No one can positively claim to know where Mother Goose originated, although many historians have tried. She probably began back when stories were told and retold and not written down. Several Queens are linked to her name, a French Queen Bertha, who was known as “Queen Goose foot” or “Goose footed Bertha” because of one of her feet which was extra large and webbed. A different Queen Bertha, was said to have given birth to a child with the head of a goose … (that is a legend I don’t believe at all).
I prefer the story from Boston, Massachusetts, that Mother Goose was actually the wife of Isaac Goose in the 1660′s. She was actually Isaac’s second wife and each of them had ten children when they were married, which is a walloping total of twenty children. Now if that wouldn’t inspire “The Old Woman Who Lived in a Shoe” nothing would! After her husband passed away she went to live with her oldest daughter whose husband was a publisher. Over the years she had sung so many little songs and rhymes to her grandchildren and their friends that he decided to print them. Unfortunately, this is one of the least believed by the Mother Goose historians. What is for sure, however, is that over the years there were many different writers in different times (both men and women) who added to her repertoire in folklore fashion.

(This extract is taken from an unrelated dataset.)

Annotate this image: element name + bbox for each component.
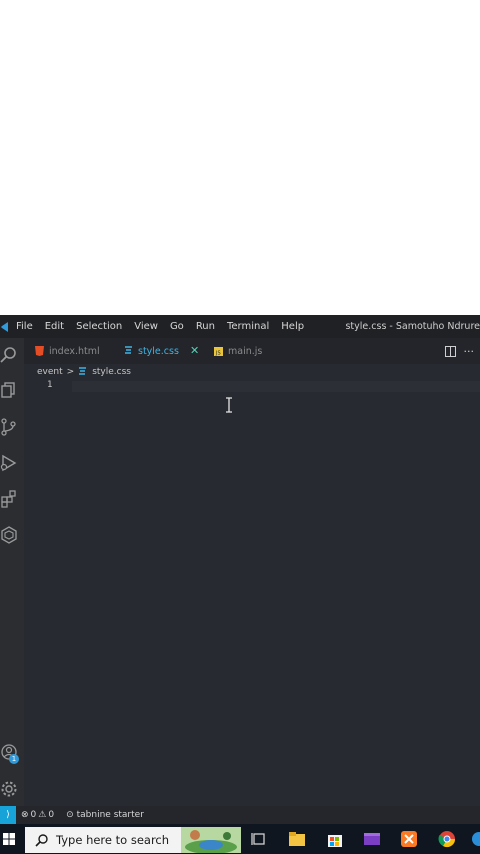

The first nursery rhymes (which are attributed to Mother Goose) that I r
emember were “Jack and Jill” and “Peter, Peter Pumpkin Eater”. I can remember my Grandma Matheson telling them to me as I sat on her lap. When I got my own record player for Christmas the year I was probably 10 years old the album that came with it was my favorite. The picture on this album doesn’t look familiar but these are the songs I learned every one of these songs and later sang them all to my children.

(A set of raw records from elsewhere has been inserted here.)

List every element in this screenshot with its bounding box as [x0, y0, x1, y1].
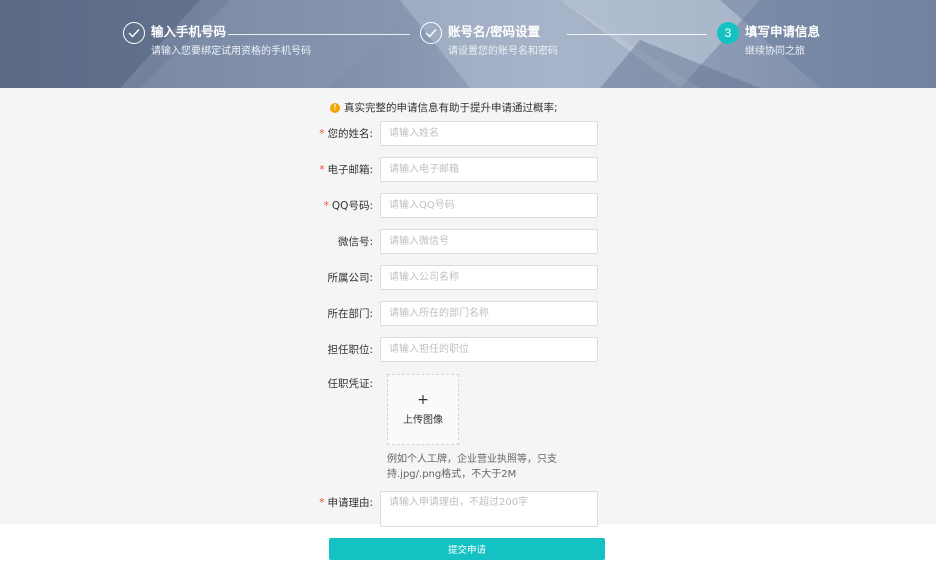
check-icon [123, 22, 145, 44]
step-2: 账号名/密码设置 请设置您的账号名和密码 [420, 22, 558, 59]
required-mark: * [319, 128, 325, 140]
notice-text: 真实完整的申请信息有助于提升申请通过概率; [344, 102, 558, 114]
position-row: 担任职位: [300, 337, 598, 362]
qq-input[interactable] [380, 193, 598, 218]
company-row: 所属公司: [300, 265, 598, 290]
required-mark: * [319, 497, 325, 509]
check-icon [420, 22, 442, 44]
step-2-title: 账号名/密码设置 [448, 24, 541, 39]
step-2-subtitle: 请设置您的账号名和密码 [448, 46, 558, 57]
step-1-subtitle: 请输入您要绑定试用资格的手机号码 [151, 46, 311, 57]
wechat-input[interactable] [380, 229, 598, 254]
form-notice: ! 真实完整的申请信息有助于提升申请通过概率; [330, 100, 558, 115]
company-input[interactable] [380, 265, 598, 290]
name-label: 您的姓名: [327, 128, 373, 140]
required-mark: * [319, 164, 325, 176]
step-3-subtitle: 继续协同之旅 [745, 46, 805, 57]
name-input[interactable] [380, 121, 598, 146]
required-mark: * [323, 200, 329, 212]
reason-row: * 申请理由: [300, 491, 598, 527]
credential-label: 任职凭证: [327, 378, 373, 390]
email-row: * 电子邮箱: [300, 157, 598, 182]
department-input[interactable] [380, 301, 598, 326]
department-row: 所在部门: [300, 301, 598, 326]
upload-label: 上传图像 [403, 415, 443, 426]
position-input[interactable] [380, 337, 598, 362]
position-label: 担任职位: [327, 344, 373, 356]
step-3-number: 3 [717, 22, 739, 44]
step-1: 输入手机号码 请输入您要绑定试用资格的手机号码 [123, 22, 311, 59]
department-label: 所在部门: [327, 308, 373, 320]
qq-row: * QQ号码: [300, 193, 598, 218]
reason-label: 申请理由: [327, 497, 373, 509]
wechat-row: 微信号: [300, 229, 598, 254]
step-connector-2 [567, 34, 707, 35]
reason-textarea[interactable] [380, 491, 598, 527]
name-row: * 您的姓名: [300, 121, 598, 146]
step-3: 3 填写申请信息 继续协同之旅 [717, 22, 820, 59]
steps-banner: 输入手机号码 请输入您要绑定试用资格的手机号码 账号名/密码设置 请设置您的账号… [0, 0, 936, 88]
upload-hint: 例如个人工牌，企业营业执照等，只支持.jpg/.png格式，不大于2M [387, 454, 557, 480]
warning-icon: ! [330, 102, 340, 113]
email-input[interactable] [380, 157, 598, 182]
step-1-title: 输入手机号码 [151, 24, 227, 39]
email-label: 电子邮箱: [327, 164, 373, 176]
submit-button[interactable]: 提交申请 [329, 538, 605, 560]
credential-row: 任职凭证: [300, 376, 380, 391]
qq-label: QQ号码: [331, 200, 373, 212]
wechat-label: 微信号: [337, 236, 373, 248]
step-3-title: 填写申请信息 [745, 24, 821, 39]
company-label: 所属公司: [327, 272, 373, 284]
upload-image-button[interactable]: + 上传图像 [387, 374, 459, 445]
plus-icon: + [417, 392, 429, 408]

One of my favorite Mother Goose memories was when we lived in Blanding, My friend, Claudia Black and I created a “Mother Goose/Mother Nature” act that kept us busy doing our little skits around town at different parties. If I do say so myself, we were hilarious. Mother Goose spouted off a few ditties that hadn’t made her book … that included people who lived in the town … and Mother Nature, well, you KNOW it’s not nice to fool Mother Nature. I bet you didn’t know they could sing and dance either! As you can see we made the local newspaper but I wish I had a better picture of us.
The only thing I really know about Mother Nature is that in prehistoric times people worshipped goddesses to do with fertility and crops. Algonquin legend says that “beneath the clouds live the Earth-Mother from whom is derived the Water of Life, who at her bosom feeds plants, animals and men.” I’ll have to tell that to Claudia. She was particular about her bosom … and didn’t even nurse her own children, let alone plans, animals, and men. I would say that her six, and my five children qualified us under “fertility”, however.